You're given tasks like assessing AI responses against benchmarks, or composing AI prompts that test things like an LLM's ability to perform multi-stage requests or handle unclear instructions. Some tasks involved deliberately trying to get the LLM to violate its own rules on offensive content. Many of The Guardian's interviewees said that the time allocated to complete tasks was too short to allow for a considered, thorough result, which was also my experience. As one AI worker put it, "We're expected to help make the model better, yet we're often given vague or incomplete instructions, minimal training, and unrealistic time limits to complete tasks."
Did the experience of being part of a system that prioritized quick turnaround times above all else make me wary of AI? As a human writer who writes about AI, my relationship with it is complicated. I love the tech, but I hate the amount of low-quality AI slop it produces. I have a healthy skepticism about the quality of content it produces, but I wouldn't tell people not to use it. And while all the concerns expressed by the interviewees in the article are valid, it's worth remembering that human AI raters are only one part of the process when it comes to testing and fine-tuning AI models.

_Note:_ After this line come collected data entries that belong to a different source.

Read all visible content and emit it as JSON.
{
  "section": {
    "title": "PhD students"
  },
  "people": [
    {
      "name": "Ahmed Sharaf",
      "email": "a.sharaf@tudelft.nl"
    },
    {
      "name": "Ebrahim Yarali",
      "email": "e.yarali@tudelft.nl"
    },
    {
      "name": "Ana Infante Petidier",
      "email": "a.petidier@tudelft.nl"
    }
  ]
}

How are AI models trained?
There are two main stages when training a GPT large language model. These are language modeling and fine-tuning. During the language modeling stage, AI is trained on enormous amounts of data, including web pages, books, and other text-based data. It uses this data to learn the general patterns of language. It's during the fine-tuning stage that human testers get involved. People review and rank the model's responses, in a process that is intended to make it safer and more helpful, and to ensure it responds in a way that humans understand and can relate to. Companies like OpenAI employ senior research engineers to carry out the more specialized challenges, while a lot of the routine evaluation work is outsourced to third parties and picked up by workers all over the world.
Much of the testing is ongoing, continuing after each model version's release. For example, "red-teaming" is a phrase used for workers who deliberately probe the model for errors, biases, or unsafe behavior. They're effectively trying to break it, and the issues they uncover are used to improve later training. AI companies also encourage people to report errors and to give feedback on the quality of responses.

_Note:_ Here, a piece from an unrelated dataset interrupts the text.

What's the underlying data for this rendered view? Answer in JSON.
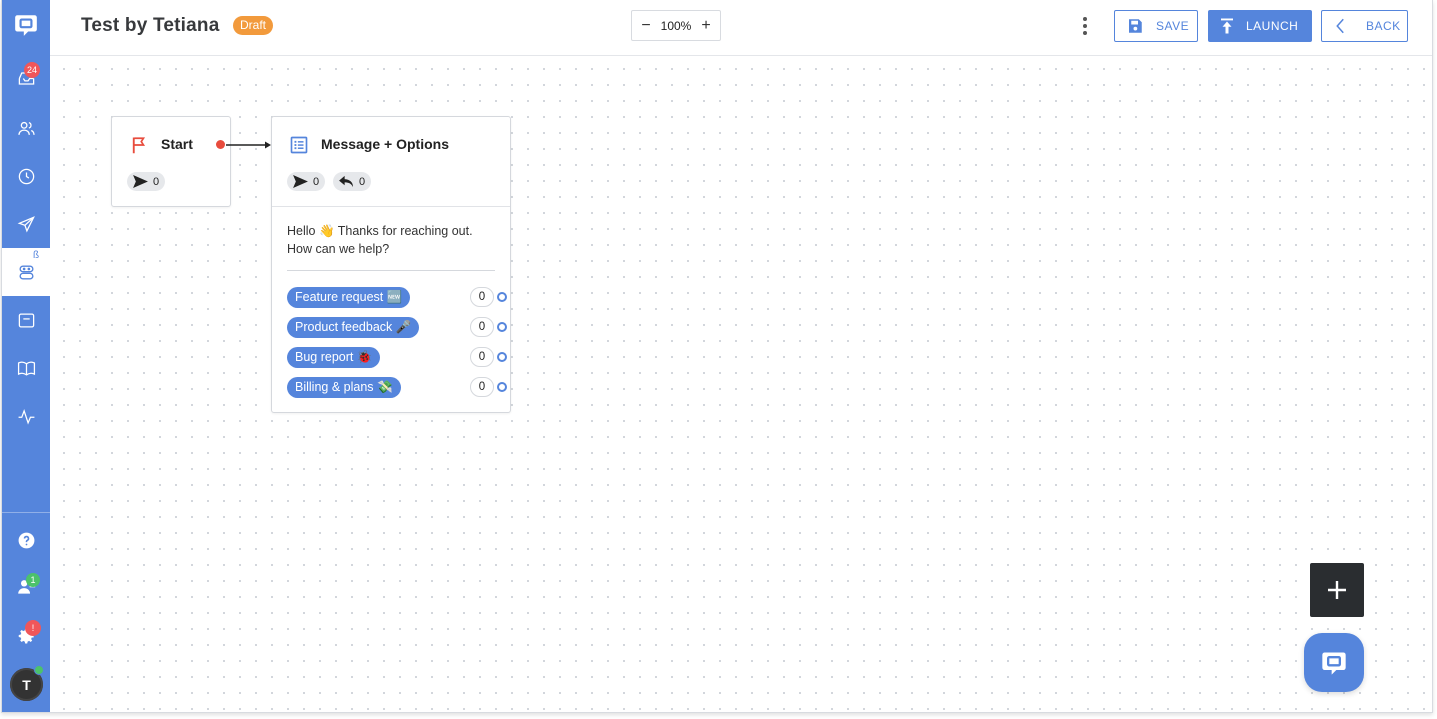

Despite all these processes, AI still makes mistakes. And sometimes these errors are downright dangerous. The Guardian recently investigated medical advice provided by Google AI Overviews, and found examples where the overview incorrectly answered questions about liver function test results, which meant that people with serious health issues might believe themselves to be fine. As a result of the newspapers' report, Google has now updated the AI and removed the overview for questions about liver function tests.